Die Grünen sind also bereit, landesweit zu demonstrieren, sollte am Atomausstieg seitens der FDP und CDU “gerüttelt” werden. Auch an einem “Lagerwahlkampf” 2009 sei ihnen gelegen. Bei soviel emotionsheischendem Protest wird aber irgendwann die Stunde kommen, wo sie zumindest einem Teil ihrer Wähler erklären müssen, wie denn ihr energiepolitisches Konzept eigentlich aussieht.
Werden sie die Subventionierung von Solarenergie intensivieren (ein kaum bekanntes Kapitel ist übrigens der erhebliche Energiebedarf bei der Herstellung von Solarzellen), die sich bereits jetzt schon deutlich in den Stromrechnungen bemerkbar macht? Welcher Energieträger darf es denn bei einer Abschaltung von Atomkraftwerken für die Bereitstellung der Grundlast im elektrischen Netz bitte sein? Etwa die so “klima-schädliche” Kohle?
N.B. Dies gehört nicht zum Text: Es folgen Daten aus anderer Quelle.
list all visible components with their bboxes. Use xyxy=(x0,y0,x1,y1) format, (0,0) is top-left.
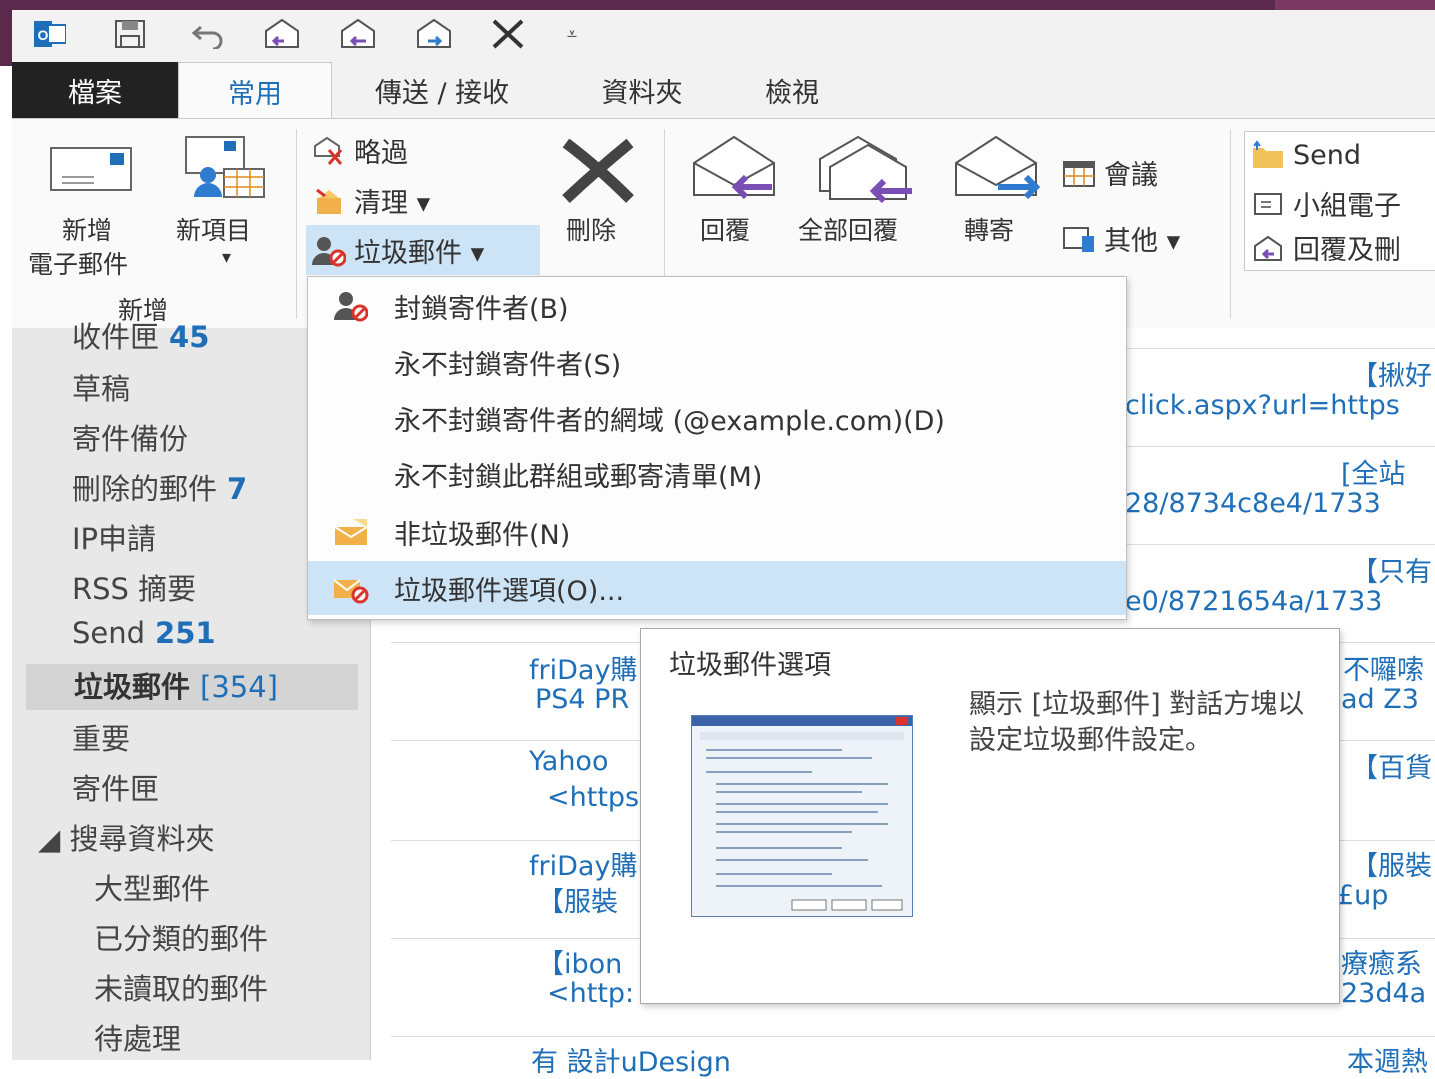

Fest steht, dass die Strompreise in den letzten Jahren massiv angezogen haben. Die Finanz- und Wirtschaftskrise lässt die Energiepreise momentan zwar leicht stagnieren, da durch zurückgehenden Konsum auch der Energiebedarf in der Produktion aufgrund schwacher Auftragslage zurückgeht. Sobald die Wirtschaft aber wieder anzieht, wird auch der Energiebedarf wieder steigen und somit die Preise.
Weiterhin gilt mittel- bis langfristig, dass in Deutschland auf einen der beiden Energieträger, Kohle- oder Atomenergie, nicht verzichtet werden kann. Wären die Grünen wirklich an wirtschaftlich vertretbaren Strompreisen interessiert, würden sie entweder vom Antiatom- oder Antikohlekurs, im Rahmen der Klimadiskussion um CO2-Emission, abrücken.
Wer aber wie die Grünen seit über 20 Jahren den Atomausstieg propagiert und gleichzeitig Kohlekraftwerke bekämpft, dem muss man unterstellen, Rentner, die sich aufgrund gestiegener Energiekosten die Heizung nicht mehr leisten können, in ihren Wohnungen erfrieren zu lassen. Die Erfüllung ökoplanwirtschaftlicher Ziele und die Aufrechterhaltung eines geschlossenen Identifikationsmerkmals ist der in den linken Zeitungen für ihren teils gewalttätigen und randalierenden Widerstand teilweise unverhohlen gefeierten grünen Jugend wichtiger als das - manchmal durchaus auch leibliche - Wohl ihrer Mitmenschen. Es stellt sich da die Frage, ob FDP und Union vielleicht nicht ebenso die Menschen, die die Nase von zynischen Ökofundamentalisten gestrichen voll haben, mobilisieren sollten.

Auch mir ist unverständlich, dass gerade Parteien, die sich sozial geben und den Naturschutz betonen, die Kernenergie ablehnen, ohne sie auf absehbare Zeit ersetzen zu können.